Explainer | How much is China’s massive trade-in programme driving consumption of everyday items?
From air conditioners and refrigerators to computers and televisions, appliances are getting a second life in China with the help of government subsidies
In March, Beijing rolled out a new round of large-scale trade-ins focusing on equipment renewals and upgrades, as well as consumer products, in hopes of abating sluggish consumption and overcapacity pressure across multiple industries.
How does China’s trade-in programme work?
The central government plans to utilise around 300 billion yuan (US$42.5 billion) worth of ultra-long-term special government bond funds this year to support the trade-in programmes. The implementation of purchase subsidies has been handed over to local governments.
The trade-in programme has already expanded quickly to areas such as home appliances and even property. However, many local governments are burdened with heavy debt and are reluctant to offer generous subsidies to promote the programme.
With residents and local governments taking a lukewarm response to the programme, the government decided in August to increase the subsidy standards for automotive trade-ins and raise the proportion of support from central funds.
The subsidies were raised to 20,000 yuan from 10,000 yuan for the purchase of a new-energy vehicle, and to 15,000 yuan from 7,000 yuan for the purchase of fuel-powered passenger cars of a certain size.
How did the trade-in programme perform during the ‘golden week’ holiday?
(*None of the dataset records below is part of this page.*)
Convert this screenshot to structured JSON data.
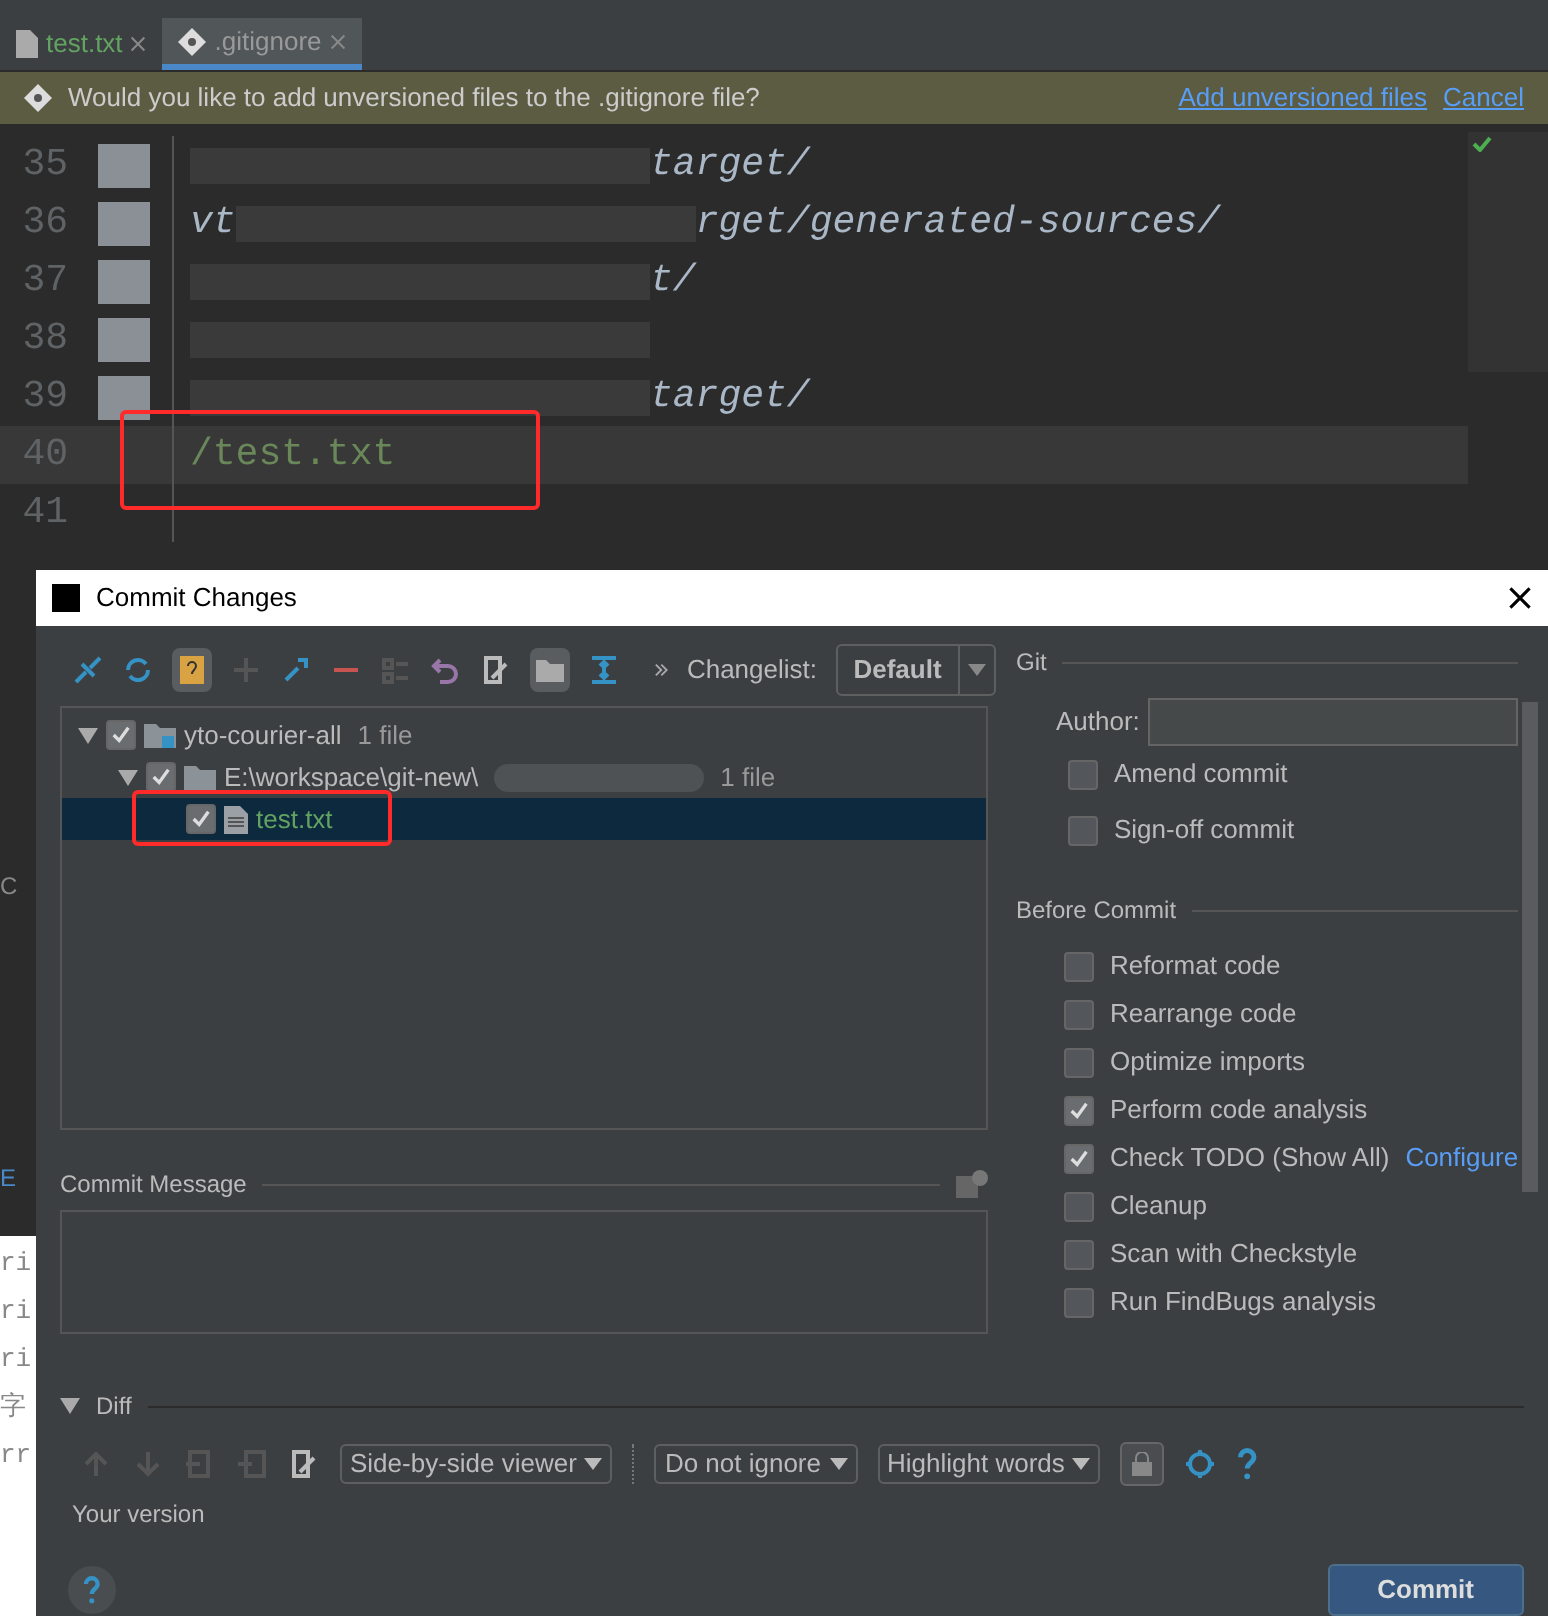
{
  "editor_tabs": [
    {
      "label": "test.txt",
      "kind": "text",
      "selected": false
    },
    {
      "label": ".gitignore",
      "kind": "git",
      "selected": true
    }
  ],
  "notification": {
    "message": "Would you like to add unversioned files to the .gitignore file?",
    "links": [
      "Add unversioned files",
      "Cancel"
    ]
  },
  "editor": {
    "lines": [
      {
        "number": "35",
        "folder": true,
        "current": false,
        "parts": [
          {
            "kind": "blur"
          },
          {
            "kind": "text",
            "text": "target/"
          }
        ]
      },
      {
        "number": "36",
        "folder": true,
        "current": false,
        "parts": [
          {
            "kind": "text",
            "text": "vt"
          },
          {
            "kind": "blur"
          },
          {
            "kind": "text",
            "text": "rget/generated-sources/"
          }
        ]
      },
      {
        "number": "37",
        "folder": true,
        "current": false,
        "parts": [
          {
            "kind": "blur"
          },
          {
            "kind": "text",
            "text": "t/"
          }
        ]
      },
      {
        "number": "38",
        "folder": true,
        "current": false,
        "parts": [
          {
            "kind": "blur"
          }
        ]
      },
      {
        "number": "39",
        "folder": true,
        "current": false,
        "parts": [
          {
            "kind": "blur"
          },
          {
            "kind": "text",
            "text": "target/"
          }
        ]
      },
      {
        "number": "40",
        "folder": false,
        "current": true,
        "parts": [
          {
            "kind": "added",
            "text": "/test.txt"
          }
        ]
      },
      {
        "number": "41",
        "folder": false,
        "current": false
      }
    ]
  },
  "background_fragments": [
    "C",
    "E",
    "ri",
    "ri",
    "ri",
    "字",
    "rr"
  ],
  "dialog": {
    "title": "Commit Changes",
    "changelist": {
      "label": "Changelist:",
      "value": "Default"
    },
    "tree": [
      {
        "name": "yto-courier-all",
        "count": "1 file",
        "checked": true,
        "expanded": true,
        "kind": "module",
        "children": [
          {
            "name": "E:\\workspace\\git-new\\",
            "count": "1 file",
            "checked": true,
            "expanded": true,
            "kind": "folder",
            "children": [
              {
                "name": "test.txt",
                "checked": true,
                "selected": true,
                "kind": "file"
              }
            ]
          }
        ]
      }
    ],
    "commit_message": {
      "label": "Commit Message"
    },
    "diff": {
      "label": "Diff",
      "expanded": true,
      "viewer": "Side-by-side viewer",
      "ignore": "Do not ignore",
      "highlight": "Highlight words",
      "version_label": "Your version"
    },
    "git": {
      "title": "Git",
      "author_label": "Author:",
      "options": [
        {
          "label": "Amend commit",
          "checked": false
        },
        {
          "label": "Sign-off commit",
          "checked": false
        }
      ]
    },
    "before_commit": {
      "title": "Before Commit",
      "options": [
        {
          "label": "Reformat code",
          "checked": false
        },
        {
          "label": "Rearrange code",
          "checked": false
        },
        {
          "label": "Optimize imports",
          "checked": false
        },
        {
          "label": "Perform code analysis",
          "checked": true
        },
        {
          "label": "Check TODO (Show All)",
          "checked": true,
          "link": "Configure"
        },
        {
          "label": "Cleanup",
          "checked": false
        },
        {
          "label": "Scan with Checkstyle",
          "checked": false
        },
        {
          "label": "Run FindBugs analysis",
          "checked": false
        }
      ]
    },
    "commit_button": "Commit"
  }
}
According to the Ministry of Commerce, during last week’s National Day holiday week, which is seen as an important period to assess China’s domestic demand, about 2.52 million consumers purchased home appliances under the trade-in programme. A total of 3.745 million units were sold, totalling more than 17.83 billion yuan, covering eight major categories: refrigerators, washing machines, televisions, air conditioners, computers, water heaters, household stoves, and range hoods.